I could spend all my time looking back down the mountain. I can see it all if I look behind. I can see the place where I was when I got the first phone call. I can see the pile of stones I sat upon when mom passed away. I can see the places my family collapsed to rest. Further up still, the places I stood when other news came my way. More phone calls, more conversations, more stabs in my heart. If I let myself, I could crawl into those memories and just let them darken my soul.



Or I could look up and take in everything else I can see from way up here. When I see the light of the sun on my children’s faces, I feel my heart lighten. When I lean against my husband’s arm and breathe deep of the air up here, clean and clear, I feel my burden lessen. When I look up, I see beauty.



I’m not just surviving anymore. I’m thriving. I’m growing. My family with me. It’s up to me really, how I react to these things that continue to happen. Because life is messy. Because people are messy.
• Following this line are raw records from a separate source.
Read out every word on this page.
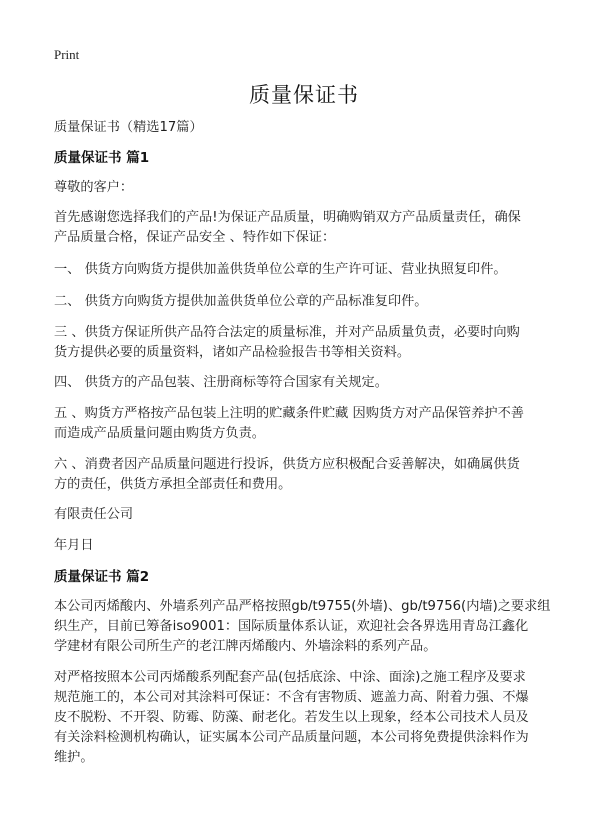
Print
质量保证书
质量保证书（精选17篇）
质量保证书 篇1
尊敬的客户：
首先感谢您选择我们的产品!为保证产品质量，明确购销双方产品质量责任，确保
产品质量合格，保证产品安全 、特作如下保证：
一、 供货方向购货方提供加盖供货单位公章的生产许可证、营业执照复印件。
二、 供货方向购货方提供加盖供货单位公章的产品标准复印件。
三 、供货方保证所供产品符合法定的质量标准，并对产品质量负责，必要时向购
货方提供必要的质量资料，诸如产品检验报告书等相关资料。
四、 供货方的产品包装、注册商标等符合国家有关规定。
五 、购货方严格按产品包装上注明的贮藏条件贮藏 因购货方对产品保管养护不善
而造成产品质量问题由购货方负责。
六 、消费者因产品质量问题进行投诉，供货方应积极配合妥善解决，如确属供货
方的责任，供货方承担全部责任和费用。
有限责任公司
年月日
质量保证书 篇2
本公司丙烯酸内、外墙系列产品严格按照gb/t9755(外墙)、gb/t9756(内墙)之要求组
织生产，目前已筹备iso9001：国际质量体系认证，欢迎社会各界选用青岛江鑫化
学建材有限公司所生产的老江牌丙烯酸内、外墙涂料的系列产品。
对严格按照本公司丙烯酸系列配套产品(包括底涂、中涂、面涂)之施工程序及要求
规范施工的，本公司对其涂料可保证：不含有害物质、遮盖力高、附着力强、不爆
皮不脱粉、不开裂、防霉、防藻、耐老化。若发生以上现象，经本公司技术人员及
有关涂料检测机构确认，证实属本公司产品质量问题，本公司将免费提供涂料作为
维护。
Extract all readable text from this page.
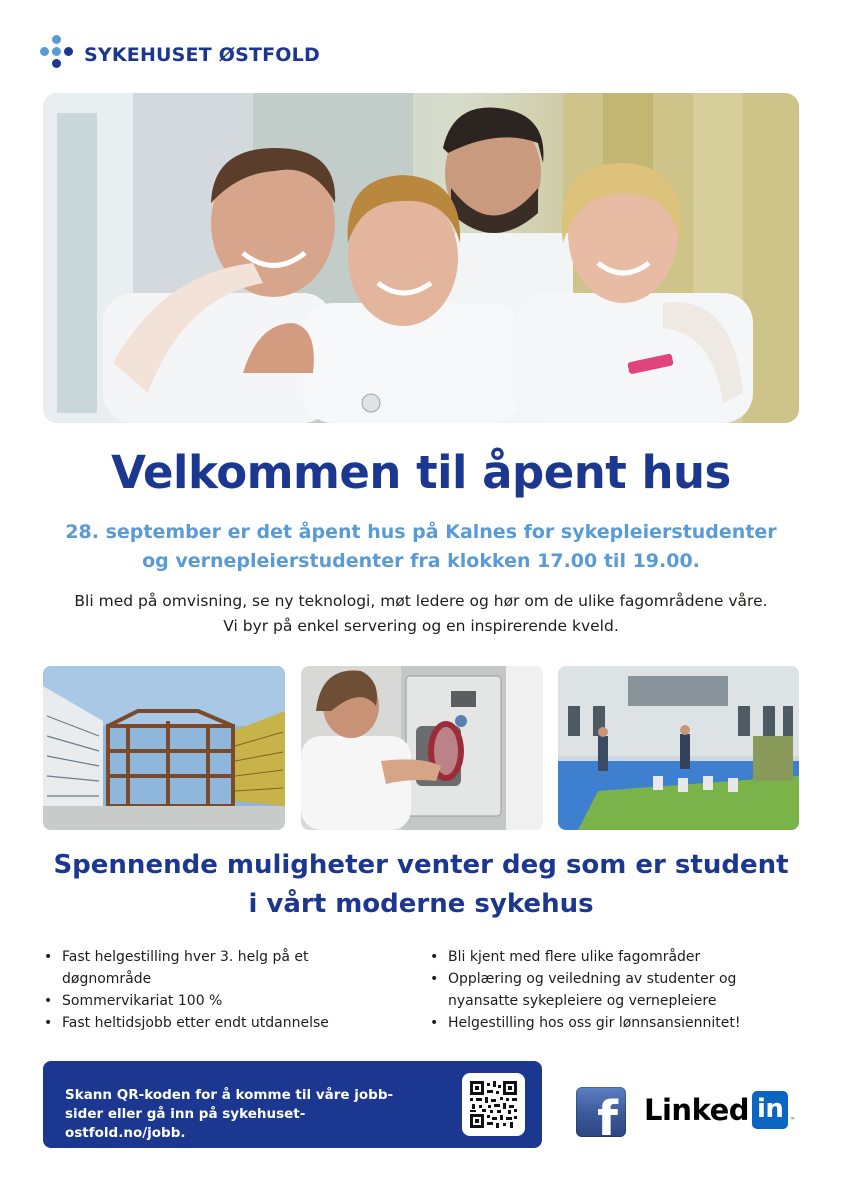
SYKEHUSET ØSTFOLD
Velkommen til åpent hus
28. september er det åpent hus på Kalnes for sykepleierstudenter
og vernepleierstudenter fra klokken 17.00 til 19.00.
Bli med på omvisning, se ny teknologi, møt ledere og hør om de ulike fagområdene våre.
Vi byr på enkel servering og en inspirerende kveld.
Spennende muligheter venter deg som er student
i vårt moderne sykehus
• Fast helgestilling hver 3. helg på et
døgnområde
• Sommervikariat 100 %
• Fast heltidsjobb etter endt utdannelse
• Bli kjent med flere ulike fagområder
• Opplæring og veiledning av studenter og
nyansatte sykepleiere og vernepleiere
• Helgestilling hos oss gir lønnsansiennitet!
Skann QR-koden for å komme til våre jobb-
sider eller gå inn på sykehuset-ostfold.no/jobb.	f Linked in	™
And things look even messier when I look down, when I focus on all that has happened, all that has been done to me. But, when I lift my eyes up to the mountains, to the sunrise, to the horizon, from this high place on which God has brought me . . . I see where my help comes from. I see how far I have come. I see how far He wants to take me.



And I can keep going. Not just dragging, but running. Leaping. Climbing vigorously. Celebrating. Suddenly, the climb is not about all that I’m leaving behind, but about all that I am going towards. I get stronger as I climb. As I look up. Those glances back are healthy. They are healing. As long as I look forward again when I’m done.



So hand in hand we walk, my family and I. Climbing upward. I’ll remember everything from this time. My husband will as well. We’ll treasure these things in our heart. I don’t know how much my kids will remember from this time. I hope they don’t remember the meltdowns I had. I hope they wont remember just the pain of loss and change, but how we got through it. How we tried to keep our focus on what was true, and pure, and good, and hopeful. That God never changes. I hope they’ll remember this when their own climb gets hard someday.



But for now, I hope we all learn to enjoy the view. That we learn to play, leaping from rock to rock instead of complaining about the hurdles. That we get stronger from this time, because it wont always be this way. Someday we’ll get to soar. And I want to be ready for that when it comes.